Scenari da Coronavirus nei due Paesi che amo
In Cambogia se non si lavora quest’economia di sussistenza si blocca: nel giro di pochi giorni gran parte della gente non avrà più il denaro per comprare i beni di prima necessità. In Italia alla perdita dei cari e alle ferite alle attività economiche si aggiungono anche le derive nascoste tra le mura di casa
Provengo dall’Italia ma vivo in Cambogia. Seguo l’evolversi della pandemia in entrambi i Paesi. Ad oggi, in Cambogia, i casi dichiarati sono novantotto e nessun morto. Il governo ha imposto la chiusura di scuole e luoghi di culto, persino night club, da ormai due settimane. Si posticipano i matrimoni e tutto ciò che creerebbe assembramento. Non saremmo in grado di fronteggiare la pandemia ed è bene giocare di anticipo.
Lunedì 23 marzo 2020 sono arrivati a Phnom Penh i primi 7 medici dalla Cina con materiale necessario a far fronte al probabile aumento dei contagi. Come altrove, stesso copione, stesso buonismo. Quanto alla corsa ai supermercati, gran parte della popolazione vive alla giornata e guadagna per oggi e domani. Quindi non ha di che correre. Se poi non si lavora, e quest’economia di sussistenza si blocca, nel giro di pochi giorni gran parte della gente non avrà più il denaro per comprare i beni di prima necessità.
A questo si aggiungono i debiti da pagare. I dati ufficiali dicono che vi sono in Cambogia almeno 2.400.000 debitori. Se però si conta la rete dei prestiti informali si arriva a 1/3 della popolazione. Per la rata mensile di restituzione si fa affidamento al milione di figlie che lavorano nel settore tessile a Phnom Penh. Anche se mercoledì 25 marzo circa un migliaio di lavoratrici della Canteran Apparel (Cambodia) Co. Ltd., industria tessile tra le tante, hanno protestato per il mancato pagamento del salario. I titolari hanno dichiarato che dipende dalle ripercussioni della pandemia sulle economie dei Paesi che importano vestiario dalla Cambogia. In realtà è da più di quattro mesi che il pagamento dei salari è irregolare. Questo si ripercuote sulle famiglie in campagna e il Paese si blocca.

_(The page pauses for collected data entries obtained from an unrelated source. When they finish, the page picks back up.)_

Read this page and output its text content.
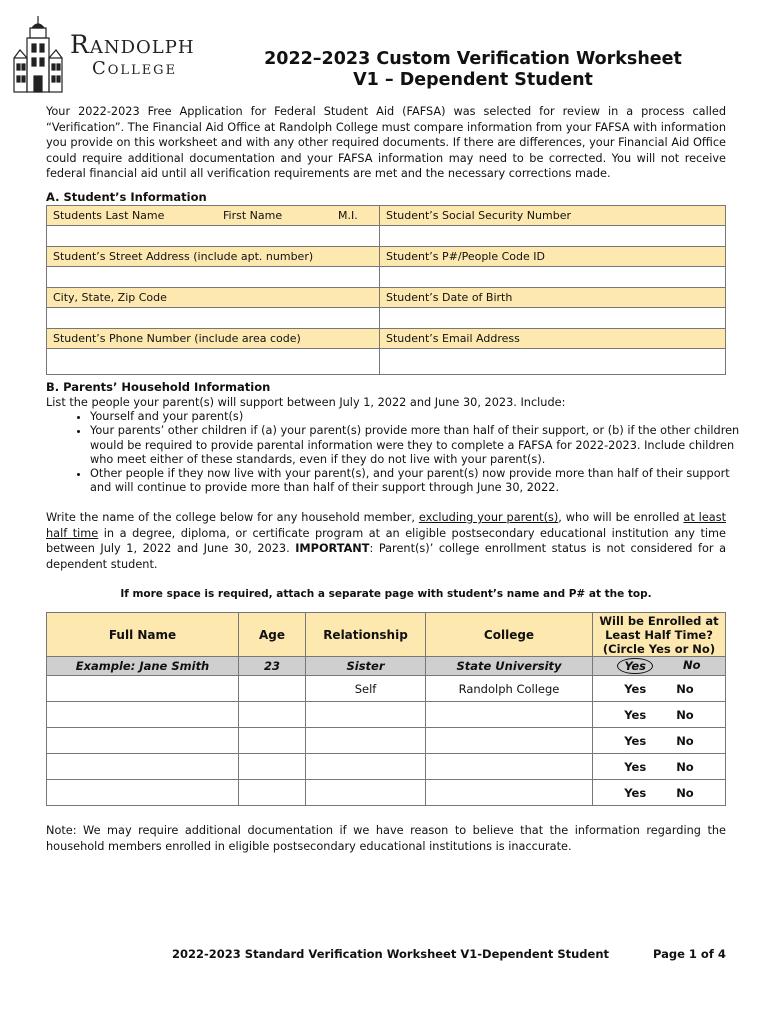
Randolph
College	2022–2023 Custom Verification Worksheet
V1 – Dependent Student
Your 2022-2023 Free Application for Federal Student Aid (FAFSA) was selected for review in a process called “Verification”. The Financial Aid Office at Randolph College must compare information from your FAFSA with information you provide on this worksheet and with any other required documents. If there are differences, your Financial Aid Office could require additional documentation and your FAFSA information may need to be corrected. You will not receive federal financial aid until all verification requirements are met and the necessary corrections made.
A. Student’s Information
Students Last Name First Name M.I.	Student’s Social Security Number

Student’s Street Address (include apt. number)	Student’s P#/People Code ID

City, State, Zip Code	Student’s Date of Birth

Student’s Phone Number (include area code)	Student’s Email Address

B. Parents’ Household Information
List the people your parent(s) will support between July 1, 2022 and June 30, 2023. Include:
• Yourself and your parent(s)
• Your parents’ other children if (a) your parent(s) provide more than half of their support, or (b) if the other children would be required to provide parental information were they to complete a FAFSA for 2022-2023. Include children who meet either of these standards, even if they do not live with your parent(s).
• Other people if they now live with your parent(s), and your parent(s) now provide more than half of their support and will continue to provide more than half of their support through June 30, 2022.
Write the name of the college below for any household member, excluding your parent(s), who will be enrolled at least half time in a degree, diploma, or certificate program at an eligible postsecondary educational institution any time between July 1, 2022 and June 30, 2023. IMPORTANT: Parent(s)’ college enrollment status is not considered for a dependent student.
If more space is required, attach a separate page with student’s name and P# at the top.
Full Name	Age	Relationship	College	Will be Enrolled at Least Half Time? (Circle Yes or No)
Example: Jane Smith	23	Sister	State University	Yes No

		Self	Randolph College	Yes No

				Yes No

				Yes No

				Yes No

				Yes No
Note: We may require additional documentation if we have reason to believe that the information regarding the household members enrolled in eligible postsecondary educational institutions is inaccurate.
2022-2023 Standard Verification Worksheet V1-Dependent Student	Page 1 of 4
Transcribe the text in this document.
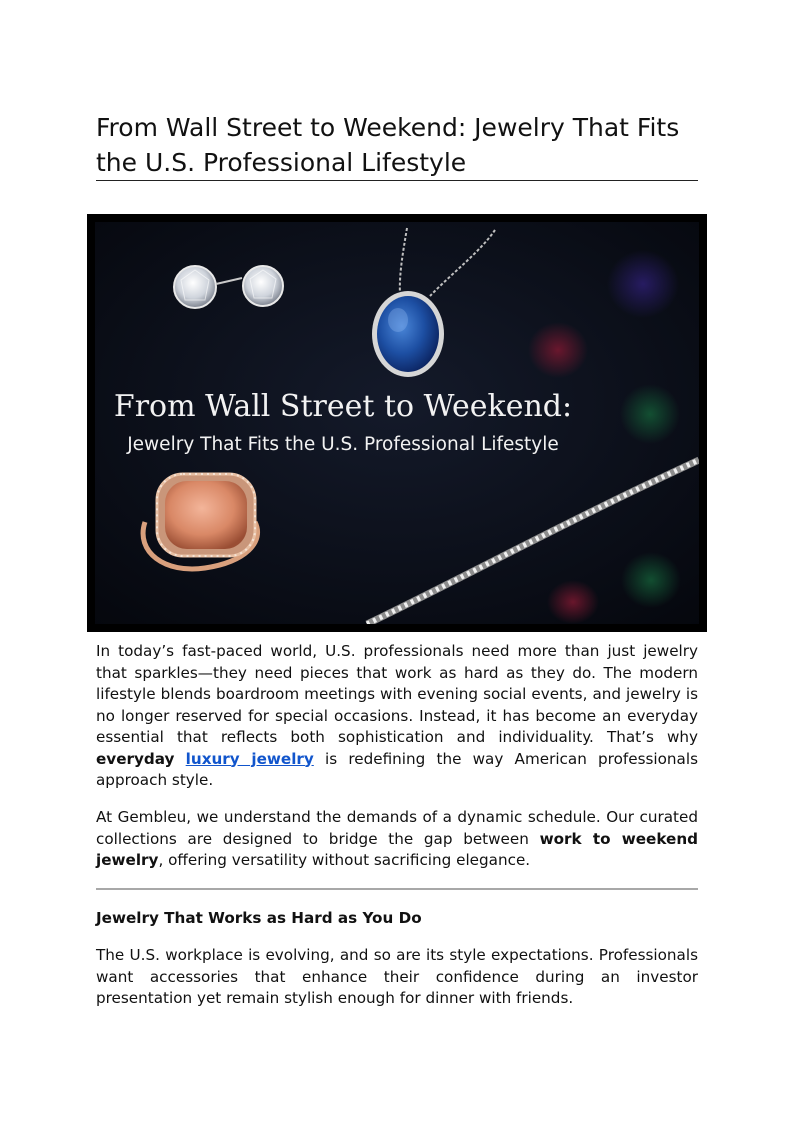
From Wall Street to Weekend: Jewelry That Fits the U.S. Professional Lifestyle
From Wall Street to Weekend:
Jewelry That Fits the U.S. Professional Lifestyle

In today’s fast-paced world, U.S. professionals need more than just jewelry that sparkles—they need pieces that work as hard as they do. The modern lifestyle blends boardroom meetings with evening social events, and jewelry is no longer reserved for special occasions. Instead, it has become an everyday essential that reflects both sophistication and individuality. That’s why everyday luxury jewelry is redefining the way American professionals approach style.

At Gembleu, we understand the demands of a dynamic schedule. Our curated collections are designed to bridge the gap between work to weekend jewelry, offering versatility without sacrificing elegance.

Jewelry That Works as Hard as You Do

The U.S. workplace is evolving, and so are its style expectations. Professionals want accessories that enhance their confidence during an investor presentation yet remain stylish enough for dinner with friends.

Ora c’è il grave problema del rientro dei lavoratori particolarmente dalla Thailandia. Sono circa 15.000 i cambogiani che lavorano oltre confine. La Thailandia ha dichiarato il lockdown per prevenire e contenere la pandemia e questo ha significato lasciare sulla strada migliaia di lavoratori migranti ora sulla via del ritorno in Cambogia, mentre le frontiere sono già chiuse. Non sono però ben accetti qui perché si teme che portino il virus a casa. La paura dilaga.